Mine de rien, une histoire claire et fiable des musiques électroniques pensées pour les clubs reste à écrire. Laurent Garnier s’y est frotté le temps d’un Electrochoc resté fameux et la très estimable maison Allia publie désormais régulièrement des traductions de ce que les Anglais et les Allemands ont sorti de mieux dans le domaine. S’il existe un nombre incalculable de bouquins sur le rock et le jazz, ceux abordant la techno et la house, du moins ceux correctement écrits et documentés, restent toutefois rares. Une quinzaine, une vingtaine, peut-être. Dans l’édition, le consensus prétend que le sujet n’intéresse pas la majorité des lecteurs prêts à débourser 30 ou 40 euros pour un livre parlant de musique. Ce public potentiel serait justement davantage intéressé par le rock et le jazz. Il y a de ça. Il y a surtout le fait que durant longtemps, les journalistes établis, en qui il existe une certaine confiance, à la plume bankable donc, ne se sont tout simplement pas intéressés à ces musiques. Les comptes rendus de la vie nocturne et des bandes sonores qui l’accompagnent étaient plutôt accaparés par les chroniqueurs mondains. Dans les rédactions culturelles, on estimait les musiques issues du deejaying ne relever que du loisir, non de l’expression artistique.

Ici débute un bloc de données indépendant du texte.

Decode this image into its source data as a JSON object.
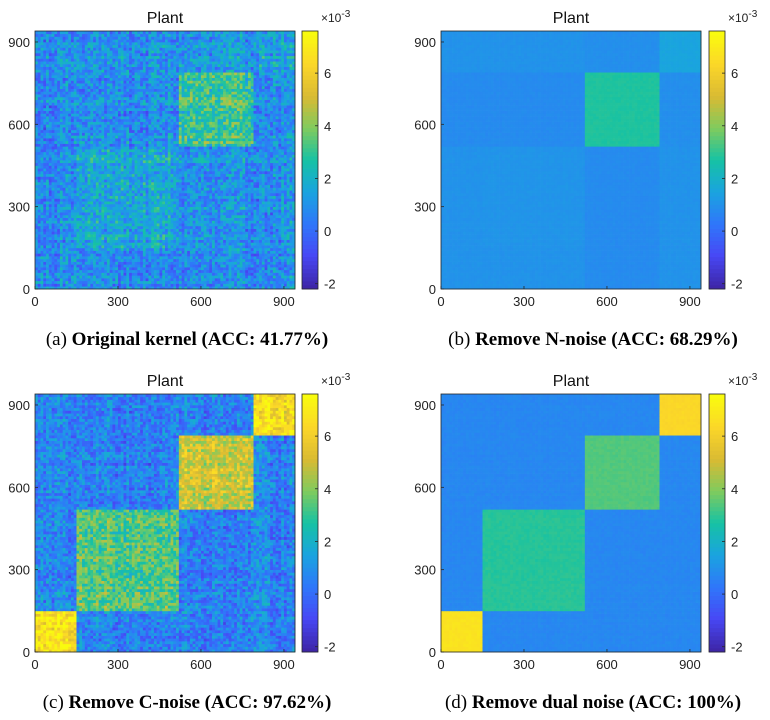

A leurs débuts, la house et la techno s’appréciaient essentiellement sur des maxi-singles rarement pressés à plus de 10.000-15.000 exemplaires, des disques plutôt destinés aux deejays donc et difficilement disponibles en magasins, sinon en import, au compte-gouttes. Les labels qui les produisaient ne s’encombraient pas d’envois promotionnels aux journalistes, condition parfois sine qua non pour qu’existent des articles. 1985, 1987, c’était l’époque de Prince, de Springsteen, des Smiths, et il existait bien entendu également un mépris considérable pour cette house music réputée se fabriquer en quelques heures par des gamins de Chicago et de Detroit qui pouvaient très bien sortir en quelques semaines cinq ou six morceaux sous autant de pseudonymes différents. Le journaliste digne de sa carte de presse vantait le rock durable, exécuté par de bons musiciens, aux paroles concernées, certainement pas une musique fière d’être jetable, anonyme, sexuelle, associée à une drogue inconnue, l’ecstasy, et pensée par des non-musiciens se piquant les beats et les gimmicks les uns aux autres. Pour certains, l’acid-house fut un choc esthétique et social comparable au punk mais pour beaucoup d’autres, c’était soit du boucan, soit de la daube commerciale arrivée par hasard au sommet des charts (Marshall Jefferson, Inner City, Voodoo Ray ou même Pump Up The Volume, Beat Dis et S’Express). En fait, beaucoup de rédactions spécialisées ont fait la même erreur qu’avec le rap: penser que cela ne durerait pas. Que le rockeur blanc hétérosexuel geignard avait plus de valeur et de chance de faire carrière dans le show-biz que des hédonistes noirs, souvent gays, en train de fabriquer une musique artificielle à partir de machines détournées de leurs usages premiers, éventuellement même avec des bouts de chansons volés à d’autres.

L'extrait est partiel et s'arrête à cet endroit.